Ihr ältester Sohn Zwelakhe hat allerdings nicht dasselbe Glück. Der Chefredakteur der oppositionellen Wochenzeitung 'New Nation‘ darf nicht mit der Presse nicht sprechen, darf nicht mit mehr als zehn Menschen gleichzeitig in einem Raum sein, muß sich zweimal täglich bei der Polizei melden und kann Johannesburg nicht verlassen. Dennoch ist er zur Begrüßung seines Vaters gekommen. Er konferiert mit Murphy Morobe, dem amtierenden UDF-Pressesprecher, und mit dem Generalsekretär der Bergarbeitergewerkschaft NUM, Cyril Ramaphosa. Beide sind Mitglieder des eigens für die Freilassungen gebildeten Empfangskomitees.

Nach stundenlangem Warten und nachdem sich die Presse endlich beruhigt hat, kommt Sisulu zu einem Fototermin vor das Haus. „Viva Sisulu, Viva!“ rufen die versammelten Zuschauer. Der 77jährige hat weißes Haar, aber er geht aufrecht. „Die Freude dieser Menschen macht mich sehr glücklich“, sagt er, nachdem er hier und da eine Hand geschüttelt hat.

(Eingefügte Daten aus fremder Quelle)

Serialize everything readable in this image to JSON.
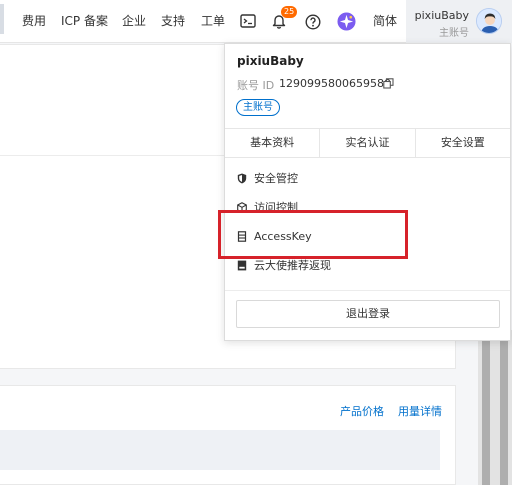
{
  "topnav": {
    "items": [
      "费用",
      "ICP 备案",
      "企业",
      "支持",
      "工单"
    ],
    "notification_count": "25",
    "language": "简体",
    "user_name": "pixiuBaby",
    "user_role": "主账号"
  },
  "page": {
    "links": [
      "产品价格",
      "用量详情"
    ]
  },
  "dropdown": {
    "user_name": "pixiuBaby",
    "account_id_label": "账号 ID",
    "account_id": "1290995800659580",
    "tag": "主账号",
    "tabs": [
      "基本资料",
      "实名认证",
      "安全设置"
    ],
    "menu": [
      {
        "label": "安全管控",
        "icon": "shield-icon"
      },
      {
        "label": "访问控制",
        "icon": "access-control-icon"
      },
      {
        "label": "AccessKey",
        "icon": "key-icon"
      },
      {
        "label": "云大使推荐返现",
        "icon": "book-icon"
      }
    ],
    "logout": "退出登录"
  },
  "colors": {
    "accent": "#0070cc",
    "highlight": "#d6222a",
    "badge": "#ff6a00"
  }
}
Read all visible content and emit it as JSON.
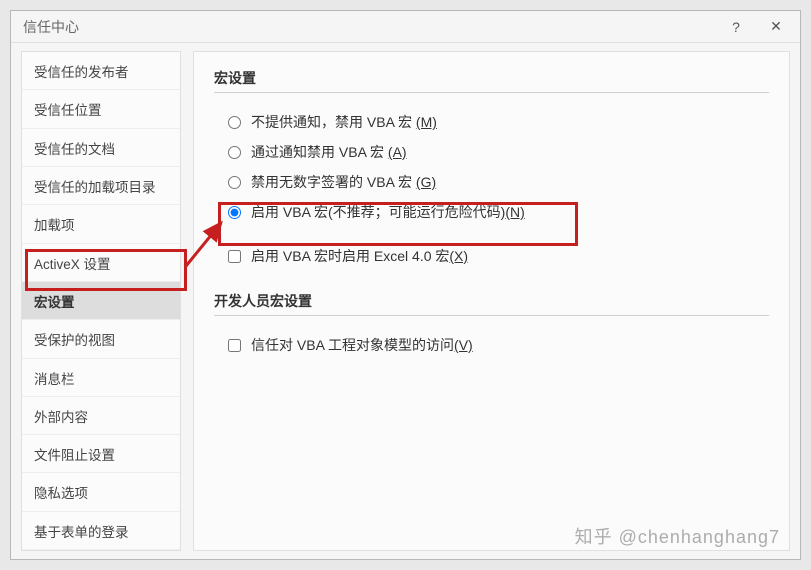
{
  "titlebar": {
    "title": "信任中心",
    "help": "?",
    "close": "✕"
  },
  "sidebar": {
    "items": [
      {
        "label": "受信任的发布者"
      },
      {
        "label": "受信任位置"
      },
      {
        "label": "受信任的文档"
      },
      {
        "label": "受信任的加载项目录"
      },
      {
        "label": "加载项"
      },
      {
        "label": "ActiveX 设置"
      },
      {
        "label": "宏设置"
      },
      {
        "label": "受保护的视图"
      },
      {
        "label": "消息栏"
      },
      {
        "label": "外部内容"
      },
      {
        "label": "文件阻止设置"
      },
      {
        "label": "隐私选项"
      },
      {
        "label": "基于表单的登录"
      }
    ],
    "selected_index": 6
  },
  "content": {
    "section1_title": "宏设置",
    "radios": [
      {
        "label": "不提供通知，禁用 VBA 宏 ",
        "mnemonic": "(M)"
      },
      {
        "label": "通过通知禁用 VBA 宏 ",
        "mnemonic": "(A)"
      },
      {
        "label": "禁用无数字签署的 VBA 宏 ",
        "mnemonic": "(G)"
      },
      {
        "label": "启用 VBA 宏(不推荐；可能运行危险代码)",
        "mnemonic": "(N)"
      }
    ],
    "radio_selected_index": 3,
    "checkbox1_label": "启用 VBA 宏时启用 Excel 4.0 宏",
    "checkbox1_mnemonic": "(X)",
    "section2_title": "开发人员宏设置",
    "checkbox2_label": "信任对 VBA 工程对象模型的访问",
    "checkbox2_mnemonic": "(V)"
  },
  "watermark": "知乎 @chenhanghang7"
}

Sein erster Eindruck von Soweto ist allerdings, daß sich nichts geändert hat. „Das Township ist immer noch so wie früher, dieselben alten Häuser.“ Über seine langen Jahre der Haft will er nicht reden. Er sei bereit gewesen, im Gefängnis zu sterben. „Aber ich habe die Hoffnung nicht aufgeben können, denn der Druck der Bevölkerung außerhalb des Gefängnisses war zu groß. Ich wußte, daß ich früher oder später frei sein würde.“

Ein entscheidender ANC-Führer bliebt allerdings hinter Gittern - Nelson Mandela. Er war vorab von der Regierung über die bevorstehende Freilassung seiner Kollegen informiert worden. Und er selbst hat offenbar noch nicht die Absicht, freigelassen zu werden. Tatsächlich ist es inzwischen so, daß die südafrikanische Regierung diese Entscheidung Mandela überlassen muß. Denn seine Freilassung kann nur im Umfeld von tatsächlich anlaufenden Verhandlungen stattfinden - und so weit ist es noch lange nicht. Was allerdings gestern vor Sisulus Haus geschah, war eine kleiner Vorgeschmack der Wirkung, die diese Führer auf die schwarze Bevölkerung haben.